De handelsovereenkomst van 700 miljard euro tussen de Europese Unie en de Verenigde Staten heeft geleid tot aanzienlijke controverses op milieugebied.
Terwijl de Europese Commissie het presenteert als een overwinning voor de economische stabiliteit, waarschuwt het Europees Milieubureau (EEB), het grootste netwerk van milieu-NGO's op het continent, dat dit pact de inspanningen van Europa om CO2-uitstoot te verminderen, zou kunnen "ontsporen".
De EEB maakt zich vooral zorgen over de toezegging in de overeenkomst om de komende drie jaar grote hoeveelheden fossiele brandstoffen en kernenergie van de Verenigde Staten af te nemen.
Volgens Luke Haywood, directeur Klimaat en Energie bij het EEB, is dit pact "fundamenteel onverenigbaar" met de doelstellingen van de EU voor 2030. Hij waarschuwt dat "het verdrievoudigen van de Amerikaanse energie-import in slechts drie jaar niet alleen fysiek onwaarschijnlijk is, maar ook de middellangetermijndoelstellingen van de EU op het gebied van koolstofreductie zou ondermijnen."
De EEB trekt de rechtvaardiging van de overeenkomst in twijfel en stelt dat deze import Russische energie zal vervangen. Volgens de organisatie is deze redenering niet geloofwaardig, aangezien de Verenigde Staten al 50% van de EU-markt voor vloeibaar aardgas (LNG) domineren.
Bovendien is de waarde van de overeenkomst, € 700 miljard, aanzienlijk hoger dan wat er uit de VS zou worden geïmporteerd, zelfs in de meest radicale scenario's van energiesubstitutie.

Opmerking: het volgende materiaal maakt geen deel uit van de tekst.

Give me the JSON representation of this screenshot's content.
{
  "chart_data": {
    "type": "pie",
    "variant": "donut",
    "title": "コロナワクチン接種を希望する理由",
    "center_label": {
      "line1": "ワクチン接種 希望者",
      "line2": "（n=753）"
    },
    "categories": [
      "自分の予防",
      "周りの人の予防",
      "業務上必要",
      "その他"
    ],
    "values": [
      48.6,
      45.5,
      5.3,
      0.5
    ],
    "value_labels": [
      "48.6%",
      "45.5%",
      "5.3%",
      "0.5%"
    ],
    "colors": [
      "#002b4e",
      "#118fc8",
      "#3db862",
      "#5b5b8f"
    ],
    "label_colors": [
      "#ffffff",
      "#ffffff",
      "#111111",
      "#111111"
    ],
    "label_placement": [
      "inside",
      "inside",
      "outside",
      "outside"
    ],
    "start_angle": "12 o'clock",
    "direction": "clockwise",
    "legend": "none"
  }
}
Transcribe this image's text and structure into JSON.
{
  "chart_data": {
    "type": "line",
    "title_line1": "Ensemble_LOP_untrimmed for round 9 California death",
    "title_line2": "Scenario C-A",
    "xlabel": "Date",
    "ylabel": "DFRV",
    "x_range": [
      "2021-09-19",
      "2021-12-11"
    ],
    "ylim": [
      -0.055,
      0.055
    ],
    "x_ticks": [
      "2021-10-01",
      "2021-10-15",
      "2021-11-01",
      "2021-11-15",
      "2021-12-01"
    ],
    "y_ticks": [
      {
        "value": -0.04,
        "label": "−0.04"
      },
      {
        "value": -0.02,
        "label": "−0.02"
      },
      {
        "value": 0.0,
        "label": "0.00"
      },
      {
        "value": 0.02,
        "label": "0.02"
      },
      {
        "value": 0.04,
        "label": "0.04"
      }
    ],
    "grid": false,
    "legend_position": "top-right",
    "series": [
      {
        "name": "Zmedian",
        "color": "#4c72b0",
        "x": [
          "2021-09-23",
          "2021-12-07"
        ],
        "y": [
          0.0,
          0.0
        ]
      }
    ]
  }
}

De organisatie dringt er bij het Europees Parlement en de lidstaten op aan om de elementen van het pact die de klimaatdoelstellingen, de energiesoevereiniteit en de internationale geloofwaardigheid van Europa zouden kunnen ondermijnen, te herzien en indien nodig af te wijzen. In plaats daarvan stelt het EEB dat de EU haar inspanningen moet richten op investeringen in hernieuwbare energie, energie-efficiëntie en elektrificatie.